Generated by GPT-5-mini| Scalable Vector Graphics | |
|---|---|
| Name | Scalable Vector Graphics |
| Developer | World Wide Web Consortium |
| Released | 1999 |
| Programming language | XML |
| Platform | Cross-platform |
| License | W3C Recommendation |
Scalable Vector Graphics is an XML-based vector image format developed to describe two-dimensional vector graphics and mixed vector/raster graphics in a text format. It was standardized by the World Wide Web Consortium and integrates with other web technologies to provide resolution-independent graphics suitable for screens, print, and sensor-driven displays. The format has been influential across web browsers, digital publishing, and graphic design tools.
SVG originated from work by the World Wide Web Consortium with contributions from companies including Adobe Inc., Microsoft, Apple Inc., IBM, and Sun Microsystems. Early design discussions involved public drafts in the late 1990s and the first Recommendation in 2001; subsequent revisions and modularization were informed by feedback from implementers such as Mozilla Foundation, Opera Software, and Google. SVG development intersected with standards and efforts like HTML5, CSS, DOM, and XSLT, and was influenced by predecessors such as PostScript, PDF, and CGM. Industry adoption grew alongside browsers such as Netscape Navigator, Internet Explorer, Mozilla Firefox, Opera, and Google Chrome, and content ecosystems including Wikipedia, W3Schools, and Adobe Illustrator workflows.

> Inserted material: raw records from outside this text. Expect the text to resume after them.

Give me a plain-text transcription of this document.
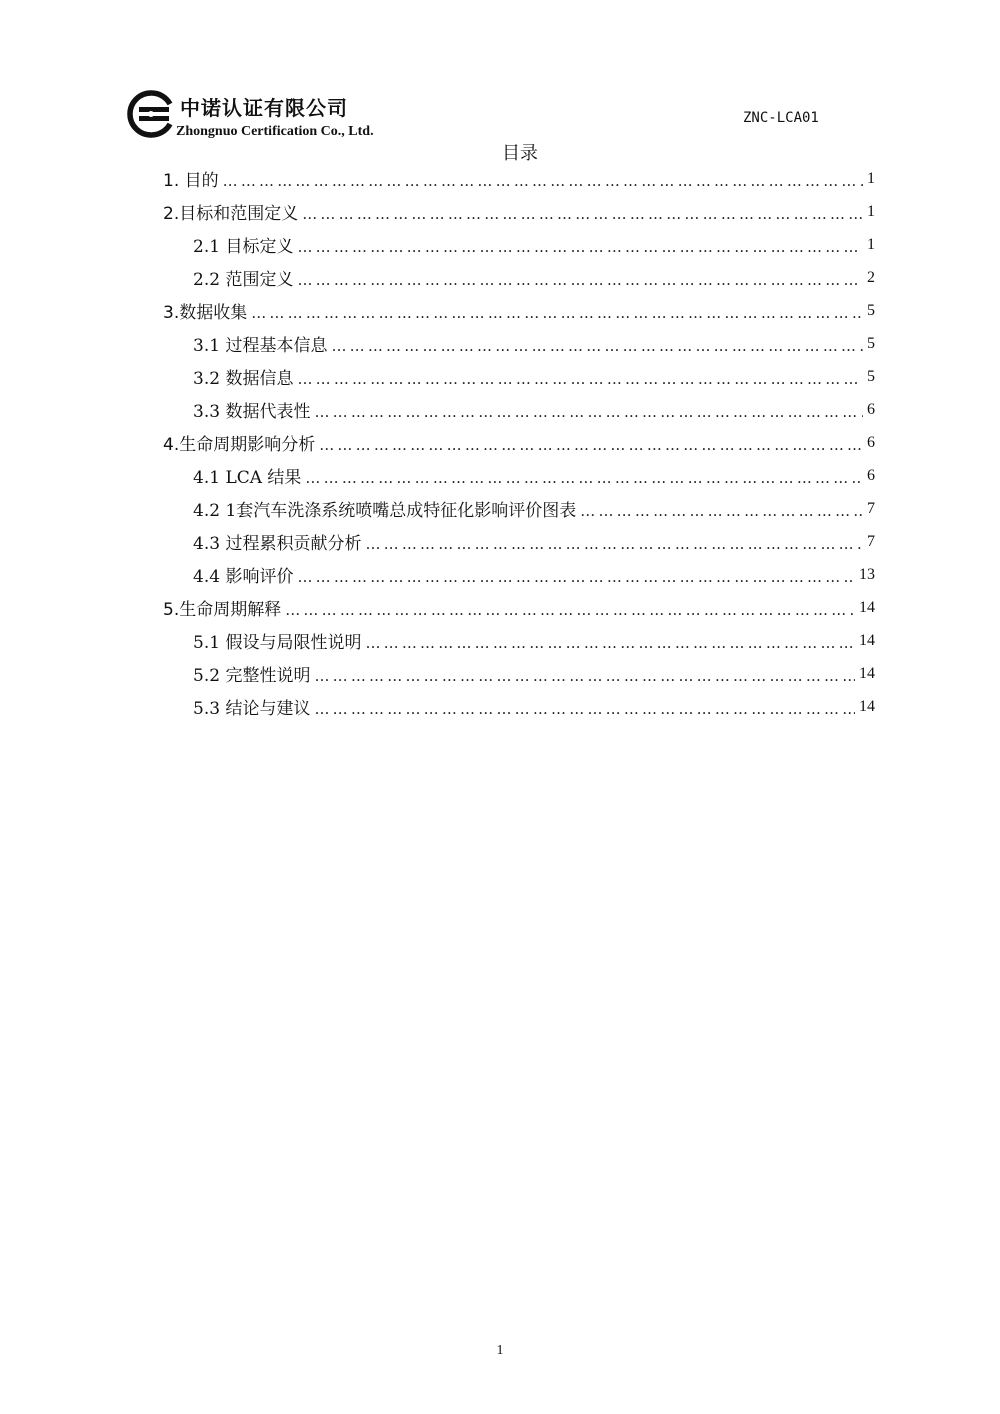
中诺认证有限公司
Zhongnuo Certification Co., Ltd.
ZNC-LCA01
目录
1. 目的 ……………………………………………………………………………………………………………………………………………………………………………………………………	1
2.目标和范围定义 ……………………………………………………………………………………………………………………………………………………………………………………………………	1
2.1 目标定义 ……………………………………………………………………………………………………………………………………………………………………………………………………	1
2.2 范围定义 ……………………………………………………………………………………………………………………………………………………………………………………………………	2
3.数据收集 ……………………………………………………………………………………………………………………………………………………………………………………………………	5
3.1 过程基本信息 ……………………………………………………………………………………………………………………………………………………………………………………………………	5
3.2 数据信息 ……………………………………………………………………………………………………………………………………………………………………………………………………	5
3.3 数据代表性 ……………………………………………………………………………………………………………………………………………………………………………………………………	6
4.生命周期影响分析 ……………………………………………………………………………………………………………………………………………………………………………………………………	6
4.1 LCA 结果 ……………………………………………………………………………………………………………………………………………………………………………………………………	6
4.2 1套汽车洗涤系统喷嘴总成特征化影响评价图表 ……………………………………………………………………………………………………………………………………………………………………………………………………	7
4.3 过程累积贡献分析 ……………………………………………………………………………………………………………………………………………………………………………………………………	7
4.4 影响评价 ……………………………………………………………………………………………………………………………………………………………………………………………………	13
5.生命周期解释 ……………………………………………………………………………………………………………………………………………………………………………………………………	14
5.1 假设与局限性说明 ……………………………………………………………………………………………………………………………………………………………………………………………………	14
5.2 完整性说明 ……………………………………………………………………………………………………………………………………………………………………………………………………	14
5.3 结论与建议 ……………………………………………………………………………………………………………………………………………………………………………………………………	14
1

SVG uses XML syntax to represent primitives like lines, curves, and shapes, relying on specifications from bodies such as the W3C and APIs like the Document Object Model to enable scripting and dynamic manipulation. Coordinate systems, viewports, and units are defined in terms compatible with CSS and influenced by graphics models from PostScript and PDF. Rendering pipelines in engines—found in projects like Blink and Gecko—map vector descriptions to pixels, employing algorithms studied in computational geometry and rasterization literature associated with research groups at MIT, Stanford University, and ETH Zurich. SVG supports styling via CSS and animation models related to SMIL and scripting via ECMAScript and JavaScript engines such as V8.

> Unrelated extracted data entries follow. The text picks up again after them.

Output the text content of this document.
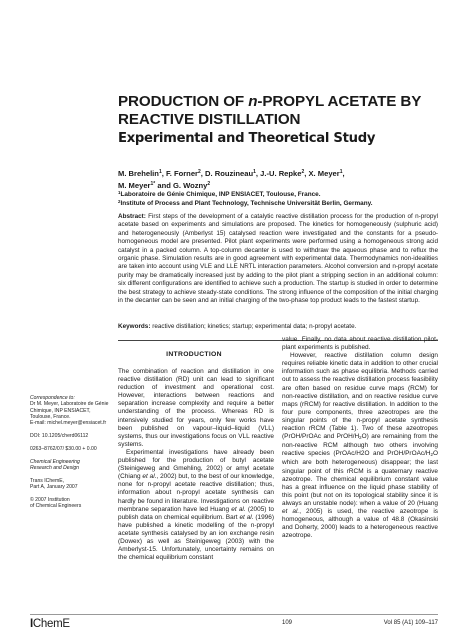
PRODUCTION OF n-PROPYL ACETATE BY
REACTIVE DISTILLATION
Experimental and Theoretical Study
M. Brehelin$^1$, F. Forner$^2$, D. Rouzineau$^1$, J.-U. Repke$^2$, X. Meyer$^1$,
M. Meyer$^{1*}$ and G. Wozny$^2$
$^1$Laboratoire de Génie Chimique, INP ENSIACET, Toulouse, France.
$^2$Institute of Process and Plant Technology, Technische Universität Berlin, Germany.
Abstract: First steps of the development of a catalytic reactive distillation process for the production of n-propyl acetate based on experiments and simulations are proposed. The kinetics for homogeneously (sulphuric acid) and heterogeneously (Amberlyst 15) catalysed reaction were investigated and the constants for a pseudo-homogeneous model are presented. Pilot plant experiments were performed using a homogeneous strong acid catalyst in a packed column. A top-column decanter is used to withdraw the aqueous phase and to reflux the organic phase. Simulation results are in good agreement with experimental data. Thermodynamics non-idealities are taken into account using VLE and LLE NRTL interaction parameters. Alcohol conversion and n-propyl acetate purity may be dramatically increased just by adding to the pilot plant a stripping section in an additional column: six different configurations are identified to achieve such a production. The startup is studied in order to determine the best strategy to achieve steady-state conditions. The strong influence of the composition of the initial charging in the decanter can be seen and an initial charging of the two-phase top product leads to the fastest startup.
Keywords: reactive distillation; kinetics; startup; experimental data; n-propyl acetate.
INTRODUCTION

The combination of reaction and distillation in one reactive distillation (RD) unit can lead to significant reduction of investment and operational cost. However, interactions between reactions and separation increase complexity and require a better understanding of the process. Whereas RD is intensively studied for years, only few works have been published on vapour–liquid–liquid (VLL) systems, thus our investigations focus on VLL reactive systems.

Experimental investigations have already been published for the production of butyl acetate (Steinigeweg and Gmehling, 2002) or amyl acetate (Chiang et al., 2002) but, to the best of our knowledge, none for n-propyl acetate reactive distillation; thus, information about n-propyl acetate synthesis can hardly be found in literature. Investigations on reactive membrane separation have led Huang et al. (2005) to publish data on chemical equilibrium. Bart et al. (1996) have published a kinetic modelling of the n-propyl acetate synthesis catalysed by an ion exchange resin (Dowex) as well as Steinigeweg (2003) with the Amberlyst-15. Unfortunately, uncertainty remains on the chemical equilibrium constant

value. Finally, no data about reactive distillation pilot-plant experiments is published.

However, reactive distillation column design requires reliable kinetic data in addition to other crucial information such as phase equilibria. Methods carried out to assess the reactive distillation process feasibility are often based on residue curve maps (RCM) for non-reactive distillation, and on reactive residue curve maps (rRCM) for reactive distillation. In addition to the four pure components, three azeotropes are the singular points of the n-propyl acetate synthesis reaction rRCM (Table 1). Two of these azeotropes (PrOH/PrOAc and PrOH/$H_2O$) are remaining from the non-reactive RCM although two others involving reactive species (PrOAc/H2O and PrOH/$PrOAc/H_2O$ which are both heterogeneous) disappear; the last singular point of this rRCM is a quaternary reactive azeotrope. The chemical equilibrium constant value has a great influence on the liquid phase stability of this point (but not on its topological stability since it is always an unstable node): when a value of 20 (Huang et al., 2005) is used, the reactive azeotrope is homogeneous, although a value of 48.8 (Okasinski and Doherty, 2000) leads to a heterogeneous reactive azeotrope.

Correspondence to:
Dr M. Meyer, Laboratoire de Génie Chimique, INP ENSIACET, Toulouse, France.
E-mail: michel.meyer@ensiacet.fr
DOI: 10.1205/cherd06112
0263–8762/07/ $30.00 + 0.00
Chemical Engineering
Research and Design
Trans IChemE,
Part A, January 2007
© 2007 Institution
of Chemical Engineers
IChemE	109	Vol 85 (A1) 109–117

An SVG file is a UTF-8 XML document beginning with an XML declaration and an
Rendering of SVG relies on browser engines and graphics subsystems including Skia, Direct2D, Cairo, and Core Graphics to rasterize paths, text, and filters with antialiasing and hardware acceleration provided by APIs like OpenGL, WebGL, and Metal. Interactivity is enabled through event models provided by W3C DOM Events, allowing integration with frameworks such as React, Angular, Vue.js, and visualization libraries like D3.js and Three.js. Accessibility and scripting considerations map to standards and tools from organizations like WAI and WAI-ARIA, while performance profiling often uses tooling from Google Chrome DevTools, Firefox Developer Tools, and profiling suites from Lighthouse.
SVG is used in web icons and responsive UI components by projects like Bootstrap, Material Design, and platforms such as GitHub and GitLab. Technical diagrams, cartography, and mapping integrate SVG with systems like OpenStreetMap and Leaflet; scientific visualization appears in projects tied to NASA, European Space Agency, and academic publishers such as Nature and IEEE. Print and publishing workflows leverage interoperability with PDF and tools like LaTeX and Scribus, while design and prototyping involve applications including Figma and Sketch. Content delivery and optimization are provided by services including Google Fonts, Amazon CloudFront, and Akamai Technologies.
SVG’s XML and scripting capabilities raise security concerns addressed by best practices propagated by OWASP and browser vendors like Mozilla Foundation and Microsoft. Risks include cross-site scripting patterns familiar from guidance by CVE tracking and mitigations such as sanitization libraries used by DOMPurify and server-side validators used in platforms like WordPress, Drupal, and Joomla. Accessibility recommendations follow guidance from the WAI and ARIA practices, encouraging use of titles, descriptions, and keyboard focus conventions adopted by projects including NVDA, JAWS, and VoiceOver. Ongoing standardization and security auditing involve communities around IETF, W3C, and open-source projects such as Chromium and WebKit.